Les premières mesures concernent les frais financiers des hôpitaux, étranglés par les banques commerciales qui leur ont notamment vendus des emprunts dits toxiques. La FHF chiffre le surcoût de ces emprunts à 1,5 milliards d’euros. Nous proposons de renégocier ces emprunts et non pas comme vient de le proposer le gouvernement d’attribuer une enveloppe prise sur le budget de la sécurité sociale pour payer les banques. Il n’est pas acceptable de continuer à payer des taux qui frôlent les 15 % pour abonder les bénéfices de ces dernières.
Le volume des emprunts hospitaliers atteint actuellement 25 milliards d’euros et la charge de remboursement est devenue intenable pour de nombreux établissements. Certains doivent être recapitalisés et les emprunts transférés auprès d’un organisme de financement public adossé à la Caisse des dépôts.

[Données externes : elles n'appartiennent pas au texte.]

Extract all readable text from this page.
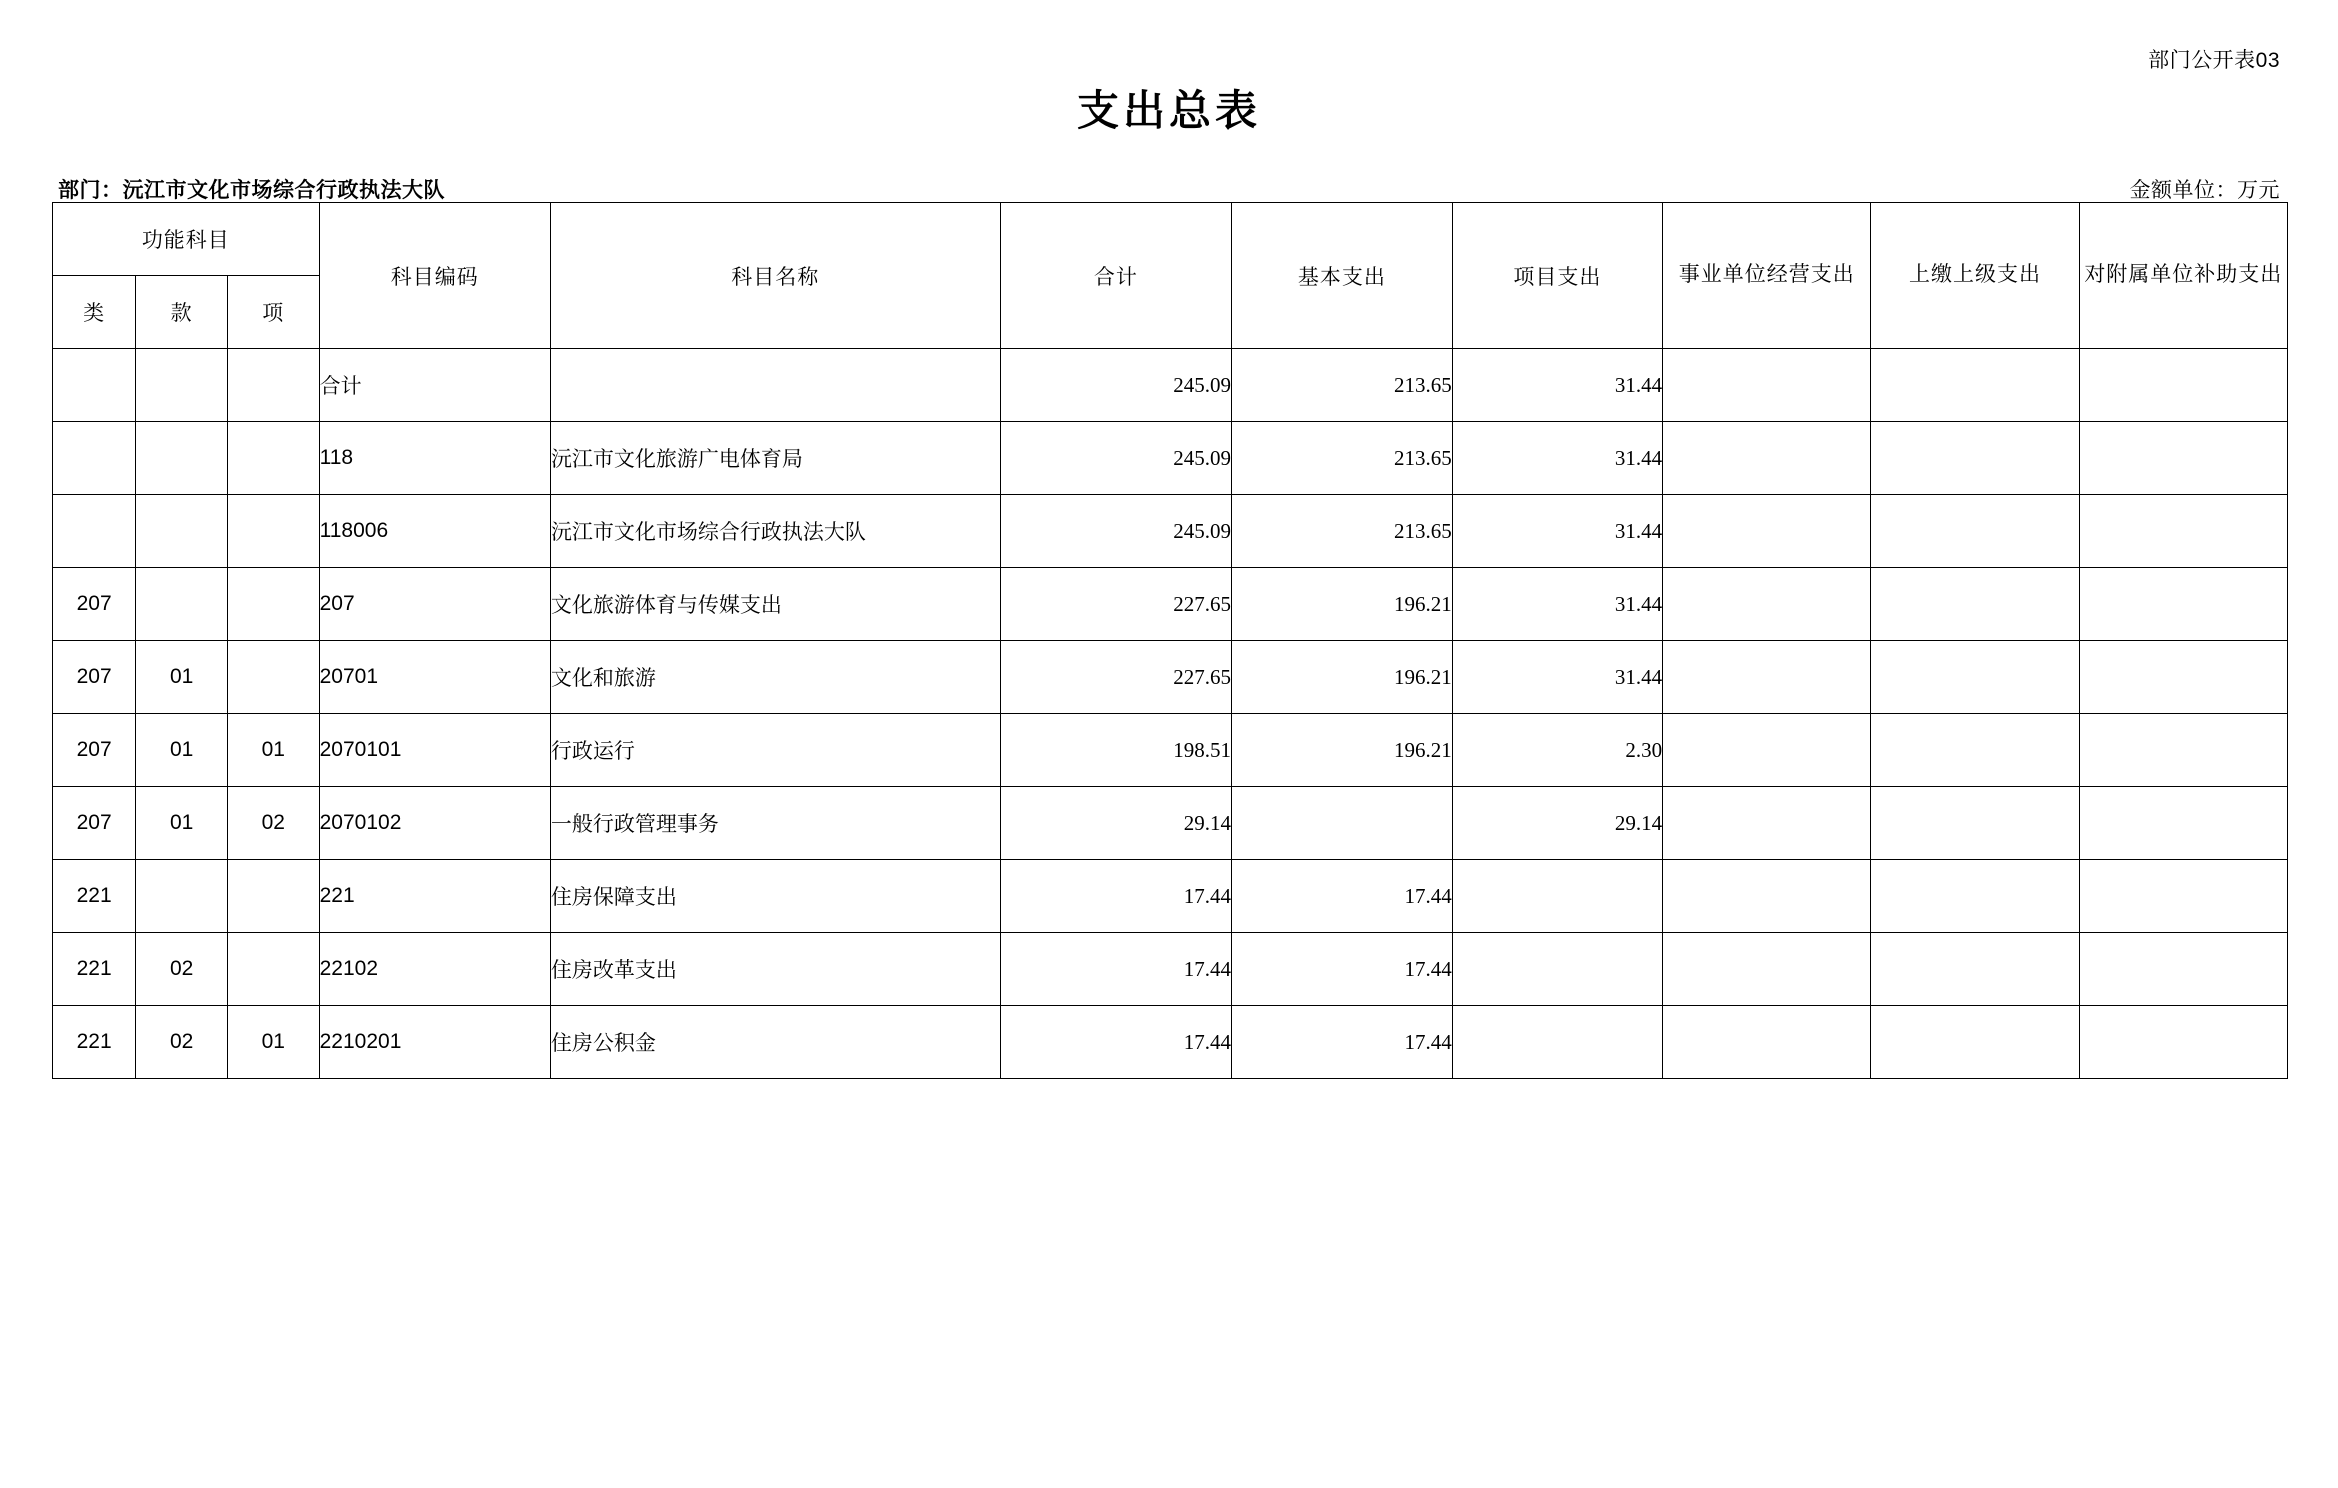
部门公开表03
支出总表
部门：沅江市文化市场综合行政执法大队	金额单位：万元
功能科目			科目编码	科目名称	合计	基本支出	项目支出	事业单位经营支出	上缴上级支出	对附属单位补助支出
类	款	项								
			合计		245.09	213.65	31.44			
			118	沅江市文化旅游广电体育局	245.09	213.65	31.44			
			118006	沅江市文化市场综合行政执法大队	245.09	213.65	31.44			
207			207	文化旅游体育与传媒支出	227.65	196.21	31.44			
207	01		20701	文化和旅游	227.65	196.21	31.44			
207	01	01	2070101	行政运行	198.51	196.21	2.30			
207	01	02	2070102	一般行政管理事务	29.14		29.14			
221			221	住房保障支出	17.44	17.44				
221	02		22102	住房改革支出	17.44	17.44				
221	02	01	2210201	住房公积金	17.44	17.44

Cette revendication n’est pas irréaliste, elle correspond juste à un retour en arrière de 25 ans avec une maîtrise par l’État de ses investissements.
Cette maîtrise est d’autant plus importante au regard des partenariats public-privé, comme celui de l’hôpital Sud-Francilien, qui a finalement été racheté après avoir grassement rémunéré la filiale du groupe Eiffage qui était le maître d’œuvre. De nombreuses opérations de ce genre doivent être dénouées pour ne pas grever les fonds publics pour les 25 à 30 ans à venir.
Alors que les exonérations de cotisations sociales pleuvent sur les entreprises, les hôpitaux sont eux lourdement ponctionnés. La taxe sur les salaires frôle aujourd’hui les 3 milliards d’euros. Est-il logique que l’État reprenne d’une main ce qu’il donne de l’autre ?
Par ailleurs, alors que de nombreuses entreprises bénéficient d’exonérations sur la TVA, les hôpitaux eux la paient plein pot sur leurs investissements.
Voici donc quelques propositions qui montrent que l’argent existe et que la saignée que le gouvernement veut imposer à l’hôpital relève bien d’un choix politique : il s’agit de faire basculer la partie rentable de notre système de santé vers le secteur marchand et de réserver la sécurité sociale et l’hôpital à la charité publique.